Tra tutte le domande, aveva fatto proprio la più stupida, si disse.

"Mi chiamo Evan Todorovich e sono il nuovo capo del clan. Ho preso il posto del vecchio re quindi ho deciso che alcune vecchie questioni in sospeso devono essere portate a termine" le rispose, sorridendole benevolo, ma in quell'unico gesto Lizzie vide la minaccia più grande. I denti, bianchissimi risaltarono minacciosi nel contorno delle labbra smorte.

Perfetto! Dovevo andare a capitare proprio durante il cambio generazionale del mondo magico, si disse Lizzie, sconvolta dall'audacia dei suoi stessi pensieri. Una rabbia improvvise la colse per l'ingiustizia della sua situazione.

Lei non aveva colpa per essere là, non viveva neanche più in quella città e non aveva niente a che fare con tutta quella situazione! Lei studiava al college, era solo tornata in vacanza. Cosa ci faccio, io, qui?

È tutta colpa di Xander, è tutta colpa di mia madre, è tutta colpa di Ottavius, di OIiver!

"Ha completamente sbagliato bersaglio, io non ho niente a che fare con la famiglia Astoria!", la rabbia, bollente e improvvisa le aveva completamente annichilito la paura. Era stanca di avere paura, di non sapere, di essere presa, portata, rapita.

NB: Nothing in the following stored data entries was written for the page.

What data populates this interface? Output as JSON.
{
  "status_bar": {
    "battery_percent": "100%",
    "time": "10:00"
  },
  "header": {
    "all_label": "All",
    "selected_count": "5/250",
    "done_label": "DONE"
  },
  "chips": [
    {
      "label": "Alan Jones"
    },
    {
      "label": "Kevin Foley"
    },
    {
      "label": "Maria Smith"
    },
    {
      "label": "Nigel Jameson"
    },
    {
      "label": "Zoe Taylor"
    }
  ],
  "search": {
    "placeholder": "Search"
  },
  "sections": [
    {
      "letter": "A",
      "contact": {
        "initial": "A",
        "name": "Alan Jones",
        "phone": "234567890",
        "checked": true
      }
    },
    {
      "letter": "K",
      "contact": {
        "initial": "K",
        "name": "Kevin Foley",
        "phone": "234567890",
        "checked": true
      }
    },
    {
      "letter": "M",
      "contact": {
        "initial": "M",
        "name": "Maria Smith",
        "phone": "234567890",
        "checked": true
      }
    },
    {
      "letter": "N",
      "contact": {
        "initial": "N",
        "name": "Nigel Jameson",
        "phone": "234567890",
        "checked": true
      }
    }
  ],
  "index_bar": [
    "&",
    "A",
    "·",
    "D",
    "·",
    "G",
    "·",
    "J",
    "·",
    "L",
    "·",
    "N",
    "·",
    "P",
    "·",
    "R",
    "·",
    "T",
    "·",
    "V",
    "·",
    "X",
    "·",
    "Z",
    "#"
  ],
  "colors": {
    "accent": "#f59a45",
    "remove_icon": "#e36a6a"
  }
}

Il signor. Todorovich alzò un sopracciglio e smise di sorridere, "Non mi faccia perdere tempo, signorina Thompson" disse, "Sappiamo perfettamente che lei è la promessa sposa del figlio di Marzius. Se la famiglia ci tiene ad avere una discendenza dovrà ascoltare le mie richieste."

Lizzie ebbe l'improvviso istinto di tirargli un pugno e sicuramente non riusci a nascondere il suo desiderio perché il vampiro fece uno scatto in avanti, veloce come un battito di ciglia e la immobilizzò contro il finestrino.

"Vedo che non mi sono spiegato bene, lei non ha scelta" le sibilò contro l'orecchio, "Farà bene a rimanere calma perché nonostante la mia età non sono un tipo paziente."

Senza nessun preavviso si avventò sul suo petto, le stracciò la camicia e la morse all'altezza del cuore. Lizzie iniziò a tremare per la paura e per il freddo.

Un gelo anormale le congelava il volto e le mani, così come le gambe e i piedi.

Presto non ebbe la forza neanche di tremare e svenne, mentre il vampiro le stava ancora addosso.